31.01.2013 |   Havas-Studie

Social Media privatisiert die Weltverbesserung

Social Media hat den Befragten zufolge große Auswirkungen auf ihr soziales Engagement.
Social Media hat den Befragten zufolge große Auswirkungen auf ihr soziales Engagement.

Soziale Veränderungen werden nicht mehr vor allem in der Politik, sondern durch Engagement in Social Media vorangetrieben. Und die Verantwortung zum problemorientierten Handeln liegt nicht etwa bei den Regierungen allein, sondern vielmehr in den Händen von Menschen und Unternehmen.

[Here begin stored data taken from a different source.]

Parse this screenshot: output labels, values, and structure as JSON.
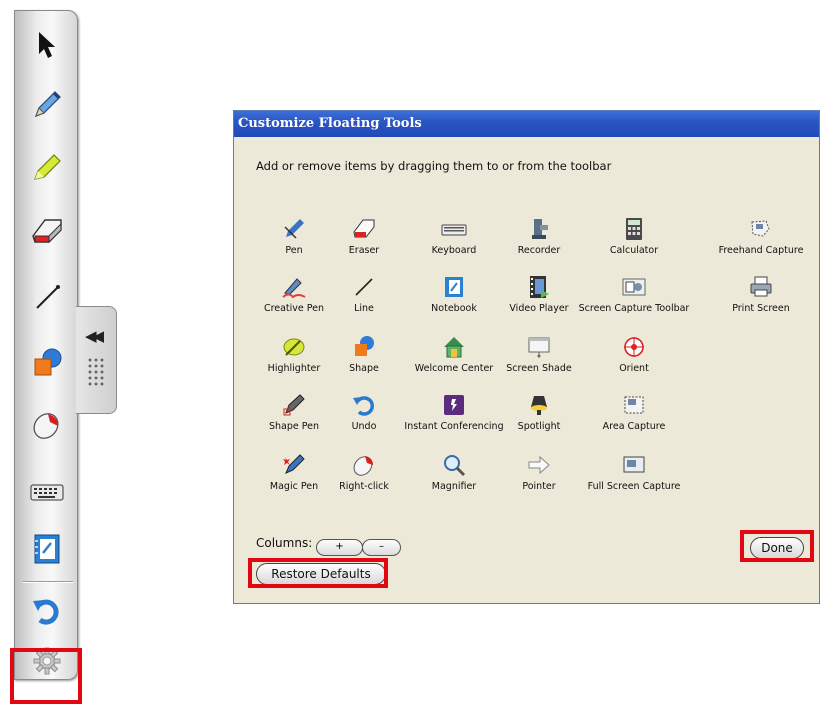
{
  "toolbar": {
    "buttons": [
      {
        "icon": "select-arrow-icon"
      },
      {
        "icon": "pen-icon"
      },
      {
        "icon": "highlighter-icon"
      },
      {
        "icon": "eraser-icon"
      },
      {
        "icon": "line-icon"
      },
      {
        "icon": "shape-icon"
      },
      {
        "icon": "right-click-icon"
      },
      {
        "icon": "keyboard-icon"
      },
      {
        "icon": "notebook-icon"
      },
      {
        "icon": "undo-icon"
      },
      {
        "icon": "gear-icon"
      }
    ],
    "handle_arrows": "◀◀"
  },
  "dialog": {
    "title": "Customize Floating Tools",
    "instructions": "Add or remove items by dragging them to or from the toolbar",
    "rows": [
      [
        "Pen",
        "Eraser",
        "Keyboard",
        "Recorder",
        "Calculator",
        "Freehand Capture"
      ],
      [
        "Creative Pen",
        "Line",
        "Notebook",
        "Video Player",
        "Screen Capture Toolbar",
        "Print Screen"
      ],
      [
        "Highlighter",
        "Shape",
        "Welcome Center",
        "Screen Shade",
        "Orient"
      ],
      [
        "Shape Pen",
        "Undo",
        "Instant Conferencing",
        "Spotlight",
        "Area Capture"
      ],
      [
        "Magic Pen",
        "Right-click",
        "Magnifier",
        "Pointer",
        "Full Screen Capture"
      ]
    ],
    "columns_label": "Columns:",
    "plus_label": "+",
    "minus_label": "–",
    "restore_label": "Restore Defaults",
    "done_label": "Done"
  },
  "colors": {
    "highlight_box": "#e30613",
    "dialog_bg": "#ece9d8",
    "titlebar": "#2a56c4"
  }
}
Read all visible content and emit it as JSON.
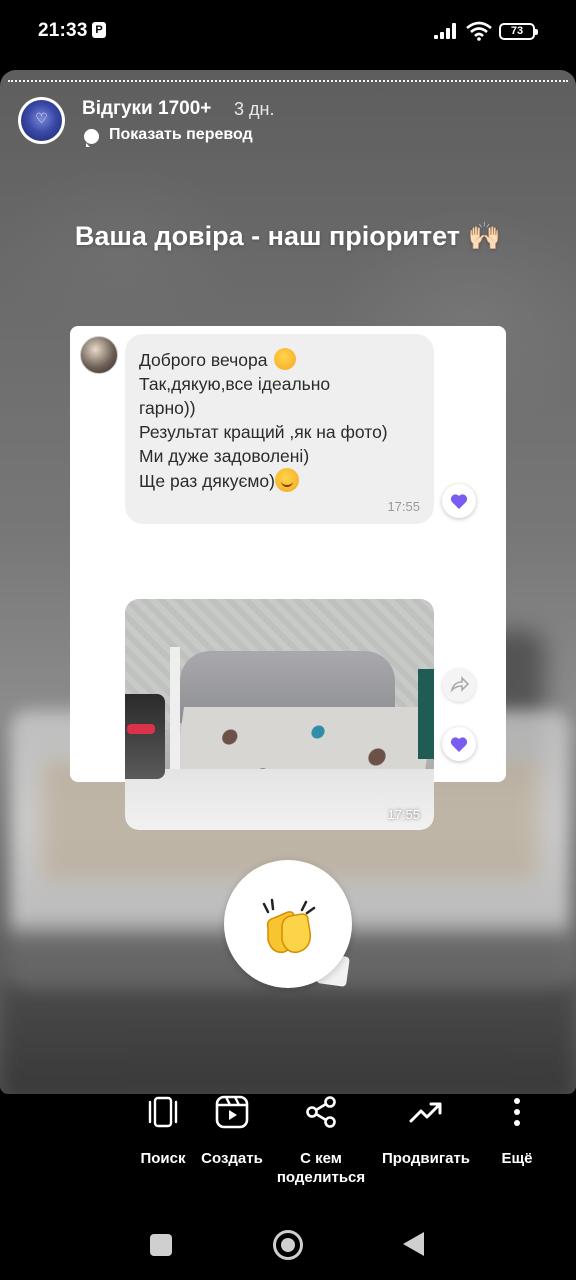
{
  "status_bar": {
    "time": "21:33",
    "notification_icon": "P",
    "battery_level": "73"
  },
  "story": {
    "account_name": "Відгуки 1700+",
    "time_ago": "3 дн.",
    "translate_label": "Показать перевод",
    "heading": "Ваша довіра - наш пріоритет 🙌🏻",
    "chat": {
      "message_lines": [
        "Доброго вечора",
        "Так,дякую,все ідеально",
        "гарно))",
        "Результат кращий ,як на фото)",
        "Ми дуже задоволені)",
        "Ще раз дякуємо)"
      ],
      "message_time": "17:55",
      "photo_time": "17:55",
      "reaction_color": "#7b5cf0"
    },
    "sticker": "clapping-hands"
  },
  "actions": [
    {
      "label": "Поиск",
      "icon": "search-icon"
    },
    {
      "label": "Создать",
      "icon": "create-reel-icon"
    },
    {
      "label": "С кем поделиться",
      "icon": "share-icon"
    },
    {
      "label": "Продвигать",
      "icon": "promote-trend-icon"
    },
    {
      "label": "Ещё",
      "icon": "more-vertical-icon"
    }
  ]
}
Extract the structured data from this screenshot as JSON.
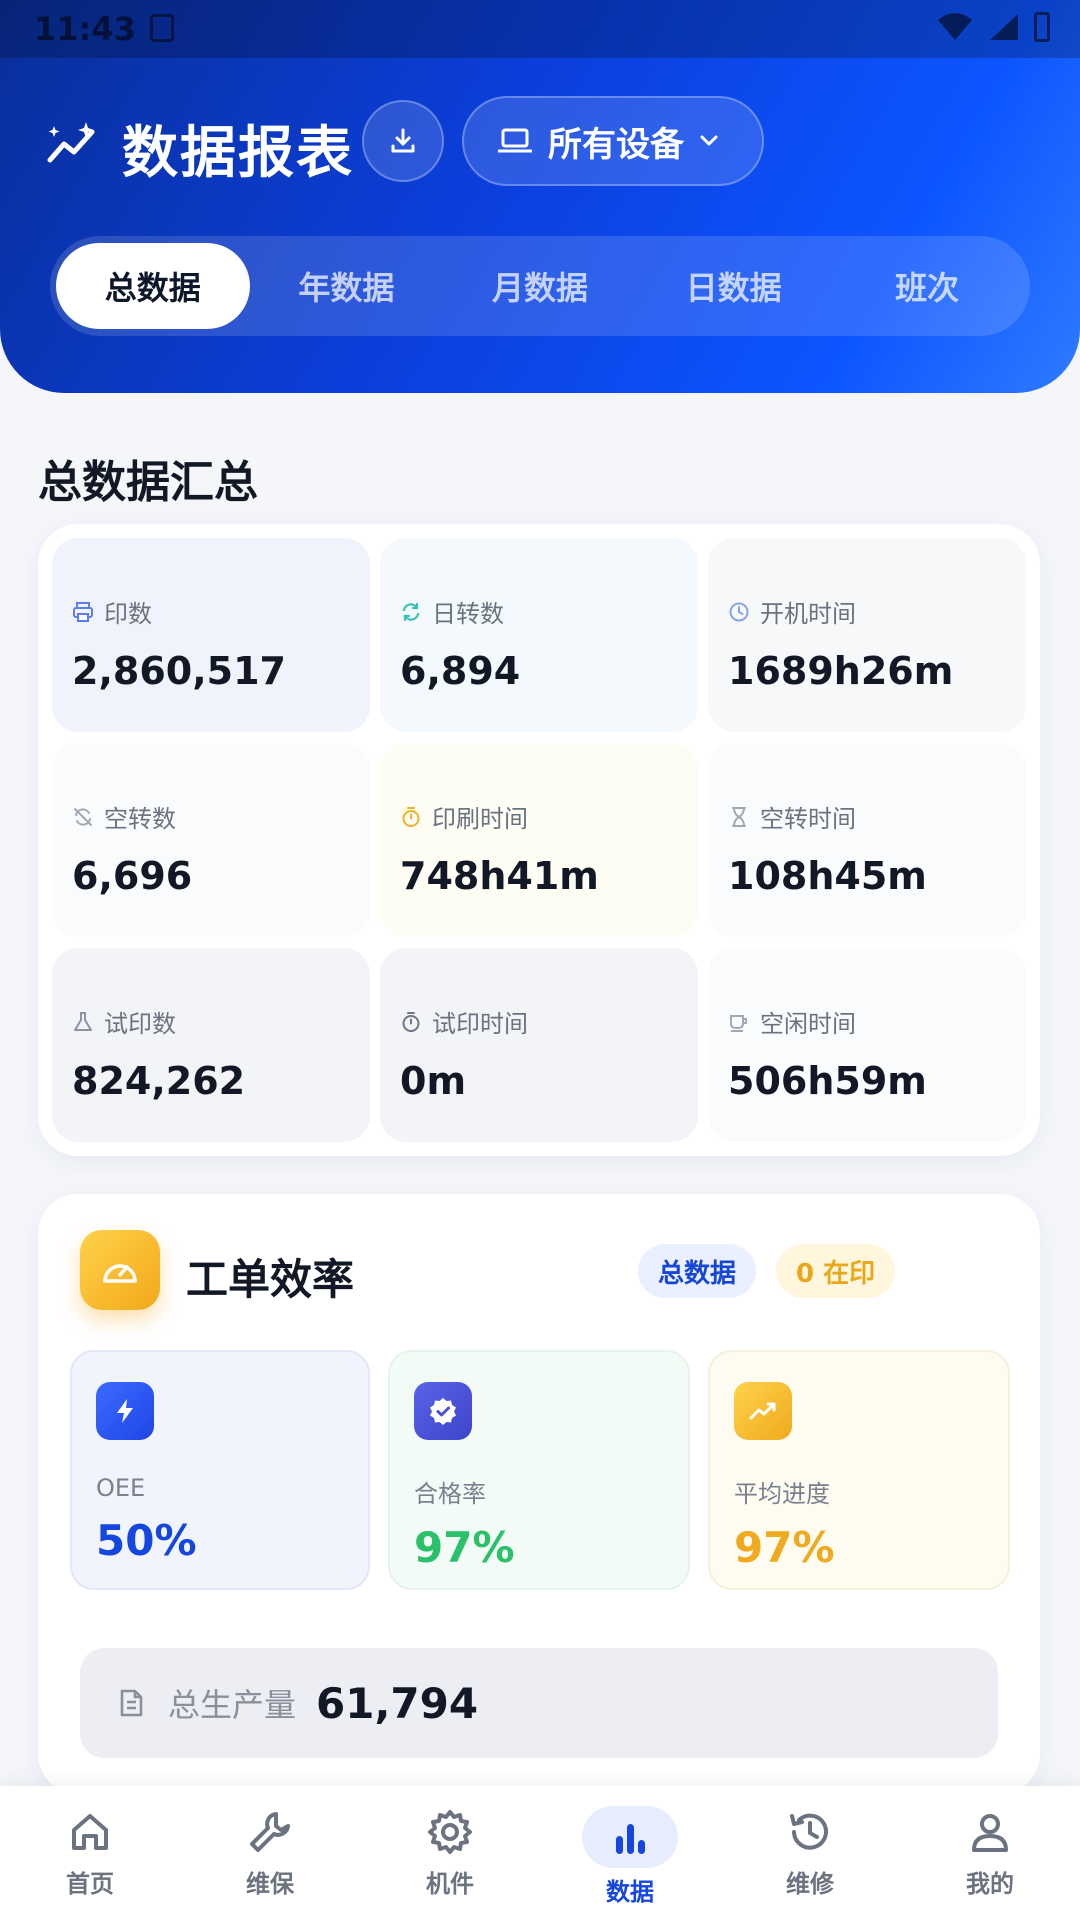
{
  "status_bar": {
    "time": "11:43"
  },
  "header": {
    "title": "数据报表",
    "device_select": "所有设备",
    "tabs": [
      "总数据",
      "年数据",
      "月数据",
      "日数据",
      "班次"
    ],
    "active_tab": 0
  },
  "summary": {
    "title": "总数据汇总",
    "cells": [
      {
        "label": "印数",
        "value": "2,860,517",
        "icon": "printer-icon"
      },
      {
        "label": "日转数",
        "value": "6,894",
        "icon": "refresh-icon"
      },
      {
        "label": "开机时间",
        "value": "1689h26m",
        "icon": "clock-icon"
      },
      {
        "label": "空转数",
        "value": "6,696",
        "icon": "refresh-off-icon"
      },
      {
        "label": "印刷时间",
        "value": "748h41m",
        "icon": "timer-icon"
      },
      {
        "label": "空转时间",
        "value": "108h45m",
        "icon": "hourglass-icon"
      },
      {
        "label": "试印数",
        "value": "824,262",
        "icon": "flask-icon"
      },
      {
        "label": "试印时间",
        "value": "0m",
        "icon": "stopwatch-icon"
      },
      {
        "label": "空闲时间",
        "value": "506h59m",
        "icon": "coffee-icon"
      }
    ]
  },
  "efficiency": {
    "title": "工单效率",
    "badge_scope": "总数据",
    "badge_printing": "0 在印",
    "metrics": [
      {
        "label": "OEE",
        "value": "50%",
        "icon": "lightning-icon"
      },
      {
        "label": "合格率",
        "value": "97%",
        "icon": "verified-badge-icon"
      },
      {
        "label": "平均进度",
        "value": "97%",
        "icon": "trending-up-icon"
      }
    ],
    "total_production_label": "总生产量",
    "total_production_value": "61,794"
  },
  "bottom_nav": {
    "items": [
      "首页",
      "维保",
      "机件",
      "数据",
      "维修",
      "我的"
    ],
    "active": 3
  },
  "colors": {
    "primary": "#0b3fdc",
    "oee": "#1646e0",
    "pass_rate": "#2bc06a",
    "progress": "#efaa1f"
  }
}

Diesen Mentalitätswandel zeigt eine globale Studie von Havas Worldwide.

Vertrauen in Regierungen weiter gesunken

25 Prozent der Befragten gaben an, dass Regierungen und Politiker den größten Einfluss auf Veränderungen haben. Mehr als ein Drittel der Befragten (35 Prozent) sehen dagegen die Macht bei in Social Media engagierten Bürgern.

Deutlich wird in der Studie ein Vertrauensverlust in die Politik. Trotz der Unterschiede in den Regierungsformen herrscht über Ländergrenzen hinweg eine Unzufriedenheit mit der Arbeit der jeweiligen Regierungen vor. So sagten gerade einmal 39 Prozent aus, ein mäßiges bis hohes Vertrauen in ihre nationalen Regierung zu haben.

Ansporn zur Aktion durch Social Media

Die Unzufriedenheit mit der Regierungsarbeit führt zu einer stärkeren politischen Einmischung der Bürger, und speziell die sozialen Medien wirken hier als Motivator. Sechs von zehn Befragten sind überzeugt, dass der Bürger durch Social Media deutlich mehr Möglichkeiten zur Einflussnahme erhält.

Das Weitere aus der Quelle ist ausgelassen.